Все же остальные в большей или меньшей степени подлежат лагерному неврозу. Если принять во внимание, что за время существования Советской власти через лагеря прошли десятки миллионов, то выйдет, что в мире еще не было такого гигантского психологического процесса, такой глубокой борозды через душу и характер мирового народа.
Под «лагерным неврозом» я понимаю болезненное искривление, которое возникает в человеческой психике в результате долговременного пребывания в лагерных условиях. Лагерная «изоляция» насквозь искусственна, противна человеческой природе и навязывается ей силой. Надо быть чудовищем тупости или сверхчеловеком, чтобы в этих условиях не измениться. Обыкновенный же человек реагирует тем болезненнее, чем острее нанесенная ему рана, и чем глубже подавляемый им протест. Мало того, что обитатели лагеря терпят известные лишения, т. е. голод, разлуку с семьей, родиной, материальную и всякую иную нужду в степени, приводящей их в подчеловеческое состояние, — все они душевно ранены, и каждый по-своему внутренне обеспокоен. Несмотря на то, что лагеря выросли в 20-м веке, — существует классический пример «лагерного невроза» в 19-ом веке. Этот классический и знаменитый пример: Федор Михайлович Достоевский, человек, который 4 года просидел на царской каторге и никогда не был в состоянии преодолеть в себе травмы тех лет.

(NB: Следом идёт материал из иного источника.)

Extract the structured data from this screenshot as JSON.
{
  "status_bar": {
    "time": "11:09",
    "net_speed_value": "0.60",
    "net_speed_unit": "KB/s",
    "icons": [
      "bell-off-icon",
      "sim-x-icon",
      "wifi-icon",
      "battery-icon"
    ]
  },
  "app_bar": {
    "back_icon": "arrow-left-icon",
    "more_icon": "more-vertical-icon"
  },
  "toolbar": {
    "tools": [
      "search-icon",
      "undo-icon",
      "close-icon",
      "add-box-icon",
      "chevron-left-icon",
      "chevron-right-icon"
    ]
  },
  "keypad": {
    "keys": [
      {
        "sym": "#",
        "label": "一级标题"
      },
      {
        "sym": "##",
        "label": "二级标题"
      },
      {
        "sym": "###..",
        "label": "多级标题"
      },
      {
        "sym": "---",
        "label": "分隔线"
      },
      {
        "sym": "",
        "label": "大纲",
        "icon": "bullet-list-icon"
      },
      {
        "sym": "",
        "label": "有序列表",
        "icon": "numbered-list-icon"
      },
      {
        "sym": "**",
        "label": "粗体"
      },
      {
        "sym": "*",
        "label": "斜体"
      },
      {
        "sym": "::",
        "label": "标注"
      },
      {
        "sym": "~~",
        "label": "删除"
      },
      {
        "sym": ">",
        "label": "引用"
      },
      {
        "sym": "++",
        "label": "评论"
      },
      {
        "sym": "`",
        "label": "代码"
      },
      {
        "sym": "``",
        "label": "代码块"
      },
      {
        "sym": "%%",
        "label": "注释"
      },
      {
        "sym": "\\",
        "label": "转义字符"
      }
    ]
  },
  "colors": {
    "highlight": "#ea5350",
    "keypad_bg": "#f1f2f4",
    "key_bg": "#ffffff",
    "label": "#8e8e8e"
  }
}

Достоевский прибыл на каторгу молодым человеком прогрессивных воззрений, типичным российским интеллигентом, а вышел сломленным, тяжким невротиком. Эти 4 года его сломали, опрокинули все его предшествовавшие представления об обществе и человеке. То, что он там увидел и пережил — оказалось ему не под силу. Как стекляшки, брякнули его «петербургские идеи» об эту громаду зла и разбились. Все дальнейшее его развитие — было чудовищной попыткой каторжанина побороть свой невроз. Причем существенно то, что он никогда не освободился из плена каторги внутренне — он принял
каторгу, смирился пред ней и еще послал туда своего Раскольникова. Он не вынес с каторги ненависти к палачам, а убеждение, что палачество и мучение принадлежат к сущности мира — ив дальнейшей своей жизни он стал мистическим союзником тех, кто распоряжался российской каторгой. Книга, в которой зафиксирован «лагерный невроз» Достоевского — это его «Записки из мертвого дома».